2. Boxing Bear (84.5 points): What’s an Oktoberfest that’s not an Oktoberfest? It’s an Oktobearfest, Boxing Bear’s inaugural variation on the style. Right from the aroma you could tell this beer is different. The nose is greeted by a mix of Northwestern hops, with that pine scent so familiar to many pale ales and beers of that sort. The flavor carried through the hops as well, as they were stronger than the malts, save for on the finish, when the malty sweetness came through. As someone put it best, “This isn’t an Oktoberfest, but it’s a damn fine beer.” Trek over to Boxing Bear and decide for yourselves. We expect a wide range of responses to this brew. Individual scores: Brandon 15.5, E-Rock 14, Franz Solo 17.5, Mrs. Solo 13, Porter Pounder 13, Stoutmeister 11.5.

1. Turtle Mountain (86.5 points): Congrats to brewer Tim Woodward, who claimed this title with a sweet little malt monster of a beer. The malt sweetness is the biggest defining factor of this beer. Those who scored it highest obviously love that, those who scored lowest thought it was too much. Overall it scored strongly in mouthfeel and finish as well as flavor. Compared to Oktobearfest this beer was pretty much the opposite. Right now it scores as the best in the ABQ metro area, though Bosque and Chama River still have Oktos to come, La Cumbre could always bring theirs back, and I got to try Blue Corn’s up in Santa Fe on Monday and it was excellent as well. For now, though, Turtle Mountain gets to wear the crown. Individual scores: Brandon 13.5, E-Rock 14, Franz Solo 18.5, Mrs. Solo 11, Porter Pounder 14, Stoutmeister 15.5.

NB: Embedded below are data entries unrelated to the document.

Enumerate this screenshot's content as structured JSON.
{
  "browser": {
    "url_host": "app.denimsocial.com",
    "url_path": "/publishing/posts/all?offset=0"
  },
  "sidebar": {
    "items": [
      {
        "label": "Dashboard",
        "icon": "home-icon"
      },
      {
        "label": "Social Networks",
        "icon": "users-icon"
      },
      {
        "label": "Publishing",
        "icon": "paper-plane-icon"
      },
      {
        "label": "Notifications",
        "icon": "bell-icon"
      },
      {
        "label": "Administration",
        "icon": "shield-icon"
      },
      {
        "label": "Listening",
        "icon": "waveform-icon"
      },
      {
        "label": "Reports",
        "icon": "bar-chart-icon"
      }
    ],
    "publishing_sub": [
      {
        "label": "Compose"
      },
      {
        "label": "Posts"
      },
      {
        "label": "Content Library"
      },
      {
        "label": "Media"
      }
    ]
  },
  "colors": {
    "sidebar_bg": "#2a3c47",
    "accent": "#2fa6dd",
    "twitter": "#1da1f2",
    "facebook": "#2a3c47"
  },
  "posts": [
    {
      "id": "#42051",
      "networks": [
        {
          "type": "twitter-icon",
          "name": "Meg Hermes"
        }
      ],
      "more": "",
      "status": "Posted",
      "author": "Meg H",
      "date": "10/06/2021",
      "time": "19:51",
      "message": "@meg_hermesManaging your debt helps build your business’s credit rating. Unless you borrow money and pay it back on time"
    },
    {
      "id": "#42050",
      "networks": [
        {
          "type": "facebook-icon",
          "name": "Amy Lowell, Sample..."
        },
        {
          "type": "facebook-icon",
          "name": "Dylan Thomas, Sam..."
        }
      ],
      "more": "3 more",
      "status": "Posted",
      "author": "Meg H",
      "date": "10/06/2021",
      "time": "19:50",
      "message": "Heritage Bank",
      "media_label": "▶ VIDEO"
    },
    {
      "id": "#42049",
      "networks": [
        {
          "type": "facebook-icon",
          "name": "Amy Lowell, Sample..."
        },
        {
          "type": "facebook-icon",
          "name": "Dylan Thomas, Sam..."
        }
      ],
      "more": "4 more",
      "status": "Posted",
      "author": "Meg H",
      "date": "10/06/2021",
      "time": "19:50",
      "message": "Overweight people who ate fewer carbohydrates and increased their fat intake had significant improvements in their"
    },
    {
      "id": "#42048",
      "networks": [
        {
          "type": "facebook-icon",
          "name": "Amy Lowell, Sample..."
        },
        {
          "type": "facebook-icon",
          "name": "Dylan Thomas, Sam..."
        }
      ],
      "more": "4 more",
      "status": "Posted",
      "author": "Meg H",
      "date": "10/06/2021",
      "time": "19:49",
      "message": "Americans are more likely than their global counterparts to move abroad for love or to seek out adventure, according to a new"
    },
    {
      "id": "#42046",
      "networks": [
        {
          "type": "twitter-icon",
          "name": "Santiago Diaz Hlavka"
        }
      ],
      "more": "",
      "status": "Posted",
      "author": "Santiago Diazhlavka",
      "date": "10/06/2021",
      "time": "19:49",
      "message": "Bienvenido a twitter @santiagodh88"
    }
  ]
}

We’ll have a pumpkin beer challenge coming up in the weeks ahead. That one should be interesting considering the wide variety of pumpkin beers this year, from the more traditional (La Cumbre’s Witch’s Tit) to the darker (Ponderosa’s Chocolate Pumpkin Porter) to the funky (Canteen’s Pumpkin Saison).

Until then, we encourage everyone to head out and try all of these grand Oktoberfest beers for yourselves. Let us know what you think is the best in town. And then head up to Santa Fe to see which one up there between Blue Corn, SFBC, and Second Street, is the best.